Another negative impact of the Fed’s actions resulted in unprofitable ‘zombie’ businesses being kept afloat. Without help, lively new start-ups would have pushed out the inefficient firms, which would have died and stayed dead.
A positive for those with decent-paying jobs included the Fed buying up debt so companies could weather the pandemic.
The Fed has kept inflation low by buying up bonds. It continues to do so, aware of increased sensitivity to rising rates.
The major worry of investors caused by increased labour and consumer prices is their fear of rising inflation. They want to know if this rise in inflation is temporary or permanent.
Fed Vice Chair Richard Clarida said on Wednesday 12 May, it will be “some time” before the U.S. economy is healed enough for the Fed to consider pulling back its crisis levels of support and he expects the rise in prices to be temporary. Caroline Valetkevitch, Reuters
Economist Andrew Steer explains that the rest of the world wants to hold dollar-denominated assets. Plus, the riskier the world becomes the more other countries want to increase their holdings. Most other countries have to watch their deficit and debt figures because if, for example, a pandemic hits them, buyers of their debt may disappear sharpish.
For the U.S., demand for a “safe haven” rises, and money flows in the riskier the world becomes.
According to National Affairs and Harvard economics professor Gregory Mankiw, the modern monetary theory (MMT) view is that:
“inflation gets out of control when workers and capitalists each struggle to claim a larger share of national income.”

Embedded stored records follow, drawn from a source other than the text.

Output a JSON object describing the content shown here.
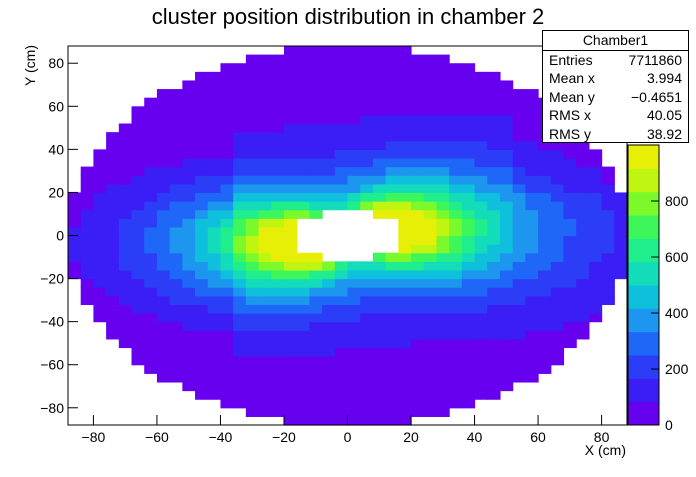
{
  "chart_data": {
    "type": "heatmap",
    "title": "cluster position distribution in chamber 2",
    "xlabel": "X (cm)",
    "ylabel": "Y (cm)",
    "xlim": [
      -88,
      88
    ],
    "ylim": [
      -88,
      88
    ],
    "xticks": [
      -80,
      -60,
      -40,
      -20,
      0,
      20,
      40,
      60,
      80
    ],
    "yticks": [
      -80,
      -60,
      -40,
      -20,
      0,
      20,
      40,
      60,
      80
    ],
    "zlim": [
      0,
      1000
    ],
    "zticks": [
      0,
      200,
      400,
      600,
      800
    ],
    "palette": [
      "#6600ee",
      "#3b1df5",
      "#2c3df7",
      "#1f68f7",
      "#1c96ee",
      "#0fc0dd",
      "#13dcbb",
      "#20ee8c",
      "#3df75a",
      "#7bf92b",
      "#c0f511",
      "#e8ef06"
    ],
    "acceptance": {
      "outer_radius": 82,
      "inner_radius_x": 18,
      "inner_radius_y": 11
    },
    "grid": false,
    "stats": {
      "title": "Chamber1",
      "rows": [
        {
          "label": "Entries",
          "value": "7711860"
        },
        {
          "label": "Mean x",
          "value": "3.994"
        },
        {
          "label": "Mean y",
          "value": "−0.4651"
        },
        {
          "label": "RMS x",
          "value": "40.05"
        },
        {
          "label": "RMS y",
          "value": "38.92"
        }
      ]
    }
  }
}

For fans of MMT, inflation happens when there aren’t enough resources in the economy to soak up the excess money. My opinion on this might consider all the savings people have but they can’t spend because of a shortage of lumber and semiconductor microchips for cars, is causing the temporary increase in inflation.
The same proponents of MMT also say raising taxes might be a suitable method of drawing some of the excess money out of the system.
“incomes policies, such as government guidelines for wages and prices, are a solution to high inflation” Gregory Mankiw
Watch this space
Until more alarms sound, the Fed will continue buying up debt. If it needs more money, it can print more. Because the American dollar is the world’s reserve currency. It controls its own currency and can therefore pay its own debt.
There will be no stagflation for the foreseeable future. I’m an optimist. I’m looking forward to seeing the playing field of workers and capitalists duking it out. A metaphorically legitimate battle of wills rather than physical, of course.
I will also say, President Biden, by raising the minimum wage and continuing to pay benefits and stimulus checks and raising the taxes to 28% for anyone who earns over $400,000 per annum, is doing the right thing for America.